OpenAI, the company responsible for ChatGPT (built on GPT-3.5 architecture) has launched the second version of Whisper, an open-sourced multilingual speech recognition model.
The new model is trained for more Epochs with regularization and has improved performance, but it has the same architecture as the original large version. The team notifies that it would be updating its research paper soon.
In October, AI research and development company OpenAI released Whisper. Whisper is trained on over 680,000 hours of multilingual data from the web. Unfortunately, the dataset used for training Whisper has been kept private.

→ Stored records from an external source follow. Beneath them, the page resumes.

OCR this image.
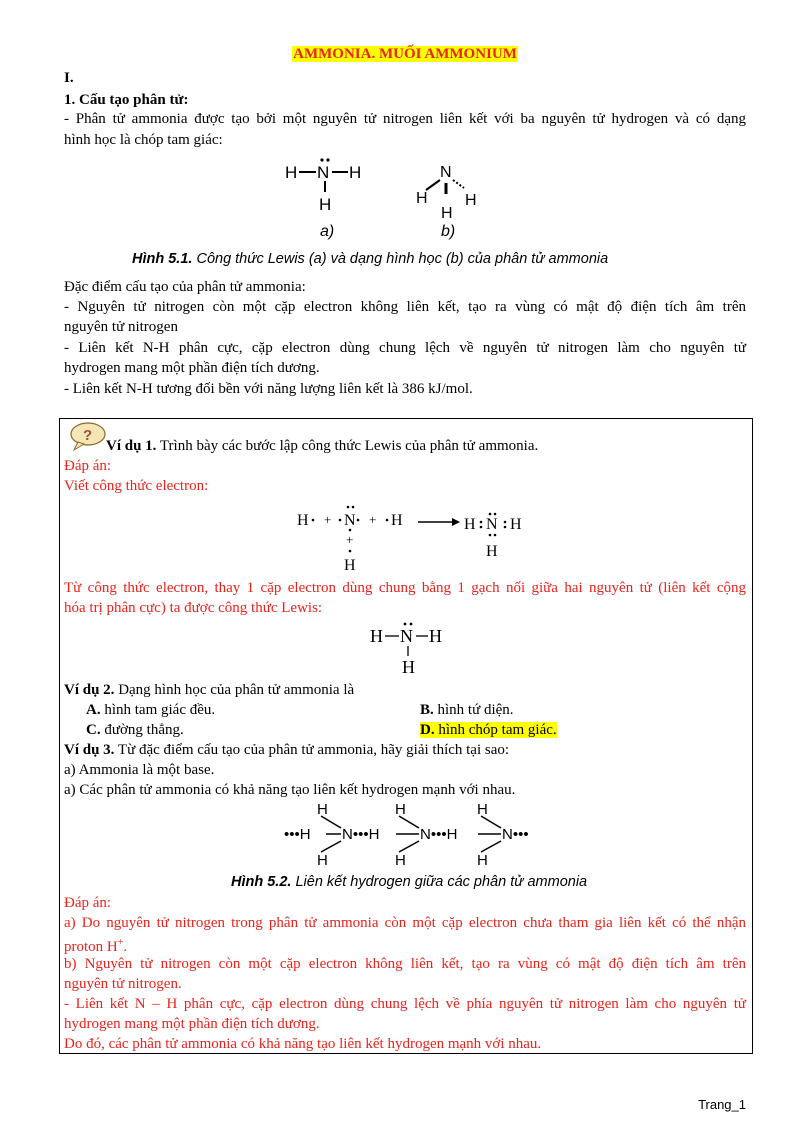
AMMONIA. MUỐI AMMONIUM
I.
1. Cấu tạo phân tử:
- Phân tử ammonia được tạo bởi một nguyên tử nitrogen liên kết với ba nguyên tử hydrogen và có dạng
hình học là chóp tam giác:
H N H
H
a)
N
H H
H
b)
Hình 5.1. Công thức Lewis (a) và dạng hình học (b) của phân tử ammonia
Đặc điểm cấu tạo của phân tử ammonia:
- Nguyên tử nitrogen còn một cặp electron không liên kết, tạo ra vùng có mật độ điện tích âm trên
nguyên tử nitrogen
- Liên kết N-H phân cực, cặp electron dùng chung lệch về nguyên tử nitrogen làm cho nguyên tử
hydrogen mang một phần điện tích dương.
- Liên kết N-H tương đối bền với năng lượng liên kết là 386 kJ/mol.
?
Ví dụ 1. Trình bày các bước lập công thức Lewis của phân tử ammonia.
Đáp án:
Viết công thức electron:
H + N + H
+
H
H N H
H
Từ công thức electron, thay 1 cặp electron dùng chung bằng 1 gạch nối giữa hai nguyên tử (liên kết cộng
hóa trị phân cực) ta được công thức Lewis:
H N H
H
Ví dụ 2. Dạng hình học của phân tử ammonia là
A. hình tam giác đều.	B. hình tứ diện.
C. đường thẳng.	D. hình chóp tam giác.
Ví dụ 3. Từ đặc điểm cấu tạo của phân tử ammonia, hãy giải thích tại sao:
a) Ammonia là một base.
a) Các phân tử ammonia có khả năng tạo liên kết hydrogen mạnh với nhau.
H	H	H
H	H	H
•••H N•••H	N•••H	N•••
Hình 5.2. Liên kết hydrogen giữa các phân tử ammonia
Đáp án:
a) Do nguyên tử nitrogen trong phân tử ammonia còn một cặp electron chưa tham gia liên kết có thể nhận
proton H+.
b) Nguyên tử nitrogen còn một cặp electron không liên kết, tạo ra vùng có mật độ điện tích âm trên
nguyên tử nitrogen.
- Liên kết N – H phân cực, cặp electron dùng chung lệch về phía nguyên tử nitrogen làm cho nguyên tử
hydrogen mang một phần điện tích dương.
Do đó, các phân tử ammonia có khả năng tạo liên kết hydrogen mạnh với nhau.
Trang_1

Since Whisper’s first version has been to a larger and more diverse dataset. It isn’t fine-tuned to a specific dataset, due to which it didn’t surpass other models that were specialized around LibriSpeech benchmark, one of the most noted parameters to judge speech recognition.

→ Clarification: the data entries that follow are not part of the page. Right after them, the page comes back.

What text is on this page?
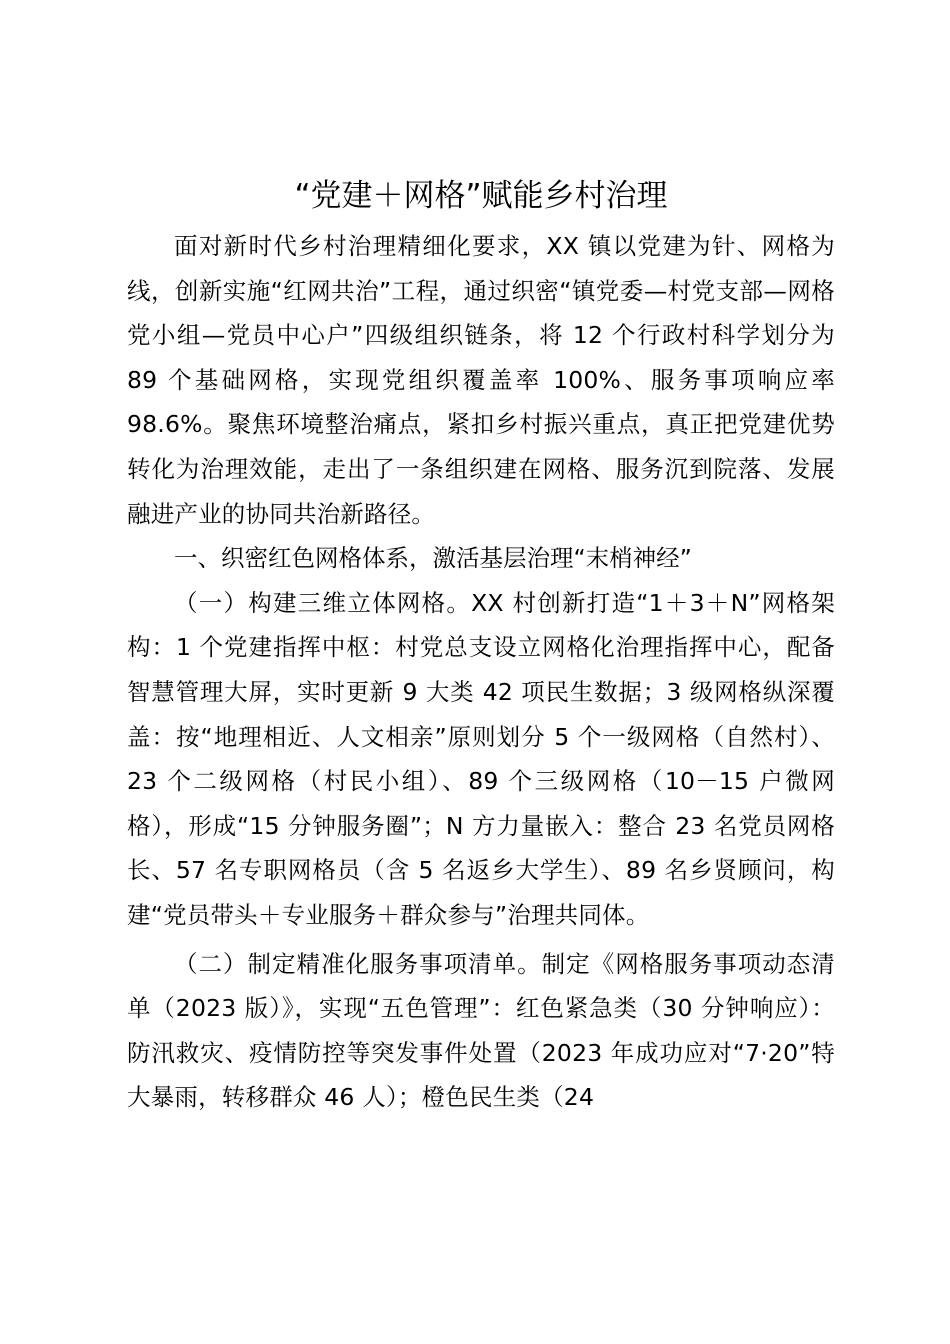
“党建＋网格”赋能乡村治理

面对新时代乡村治理精细化要求，XX 镇以党建为针、网格为线，创新实施“红网共治”工程，通过织密“镇党委—村党支部—网格党小组—党员中心户”四级组织链条，将 12 个行政村科学划分为 89 个基础网格，实现党组织覆盖率 100%、服务事项响应率 98.6%。聚焦环境整治痛点，紧扣乡村振兴重点，真正把党建优势转化为治理效能，走出了一条组织建在网格、服务沉到院落、发展融进产业的协同共治新路径。

一、织密红色网格体系，激活基层治理“末梢神经”

（一）构建三维立体网格。XX 村创新打造“1＋3＋N”网格架构：1 个党建指挥中枢：村党总支设立网格化治理指挥中心，配备智慧管理大屏，实时更新 9 大类 42 项民生数据；3 级网格纵深覆盖：按“地理相近、人文相亲”原则划分 5 个一级网格（自然村）、23 个二级网格（村民小组）、89 个三级网格（10－15 户微网格），形成“15 分钟服务圈”；N 方力量嵌入：整合 23 名党员网格长、57 名专职网格员（含 5 名返乡大学生）、89 名乡贤顾问，构建“党员带头＋专业服务＋群众参与”治理共同体。

（二）制定精准化服务事项清单。制定《网格服务事项动态清单（2023 版）》，实现“五色管理”：红色紧急类（30 分钟响应）：防汛救灾、疫情防控等突发事件处置（2023 年成功应对“7·20”特大暴雨，转移群众 46 人）；橙色民生类（24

OpenAI’s blog said that they hope Whisper will be the foundation for building their future products and that their research on robust speech processing is just beginning.

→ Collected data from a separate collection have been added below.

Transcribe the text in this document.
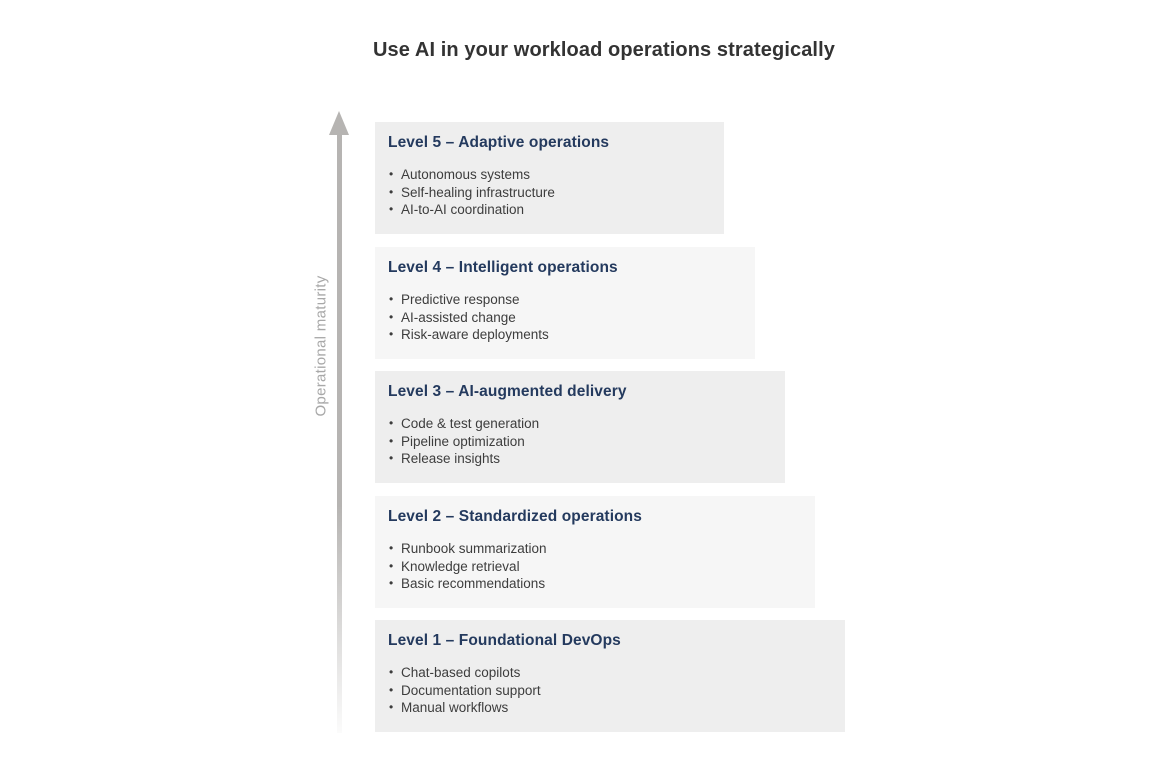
Use AI in your workload operations strategically
Operational maturity
Level 5 – Adaptive operations
• Autonomous systems
• Self-healing infrastructure
• AI-to-AI coordination
Level 4 – Intelligent operations
• Predictive response
• AI-assisted change
• Risk-aware deployments
Level 3 – AI-augmented delivery
• Code & test generation
• Pipeline optimization
• Release insights
Level 2 – Standardized operations
• Runbook summarization
• Knowledge retrieval
• Basic recommendations
Level 1 – Foundational DevOps
• Chat-based copilots
• Documentation support
• Manual workflows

Due to its many features, Whisper is capable of transcribing audio and translating text. It also has the ability to engage in simple conversations, create art from text, and everything in between. Currently, the company is experimenting with these various tools. This includes DALL.E 2 which can produce art from text, GPT 4 (the newest version), or even ChatGPT which is used for quick messages. But to get the most out of Whisper’s abilities, you’ll want to use it for more than just translating and transcribing audio.
The Challenge
There are many challenges when working with laptops: Laptops don’t have the same processing power that professional transcription software needs, installation isn’t always easy, and the prediction is often biased to integer timestamps.
Those models usually tend to be less accurate; obscuring the predicted distribution may help, but no conclusions can be drawn as of yet.
Consider these potential concerns.
You may be thinking about using the freemium model for your content, but before you make a decision, it’s important that you are aware of both of the risks and rewards.
According to an article on GitHub, under the “Broader Implications” section of the model card OpenAI warns that artificial intelligence could be used to automate surveillance or identify individual speakers in a conversation. In spite of this possibility, the company hopes that it will be primarily used for beneficial purposes.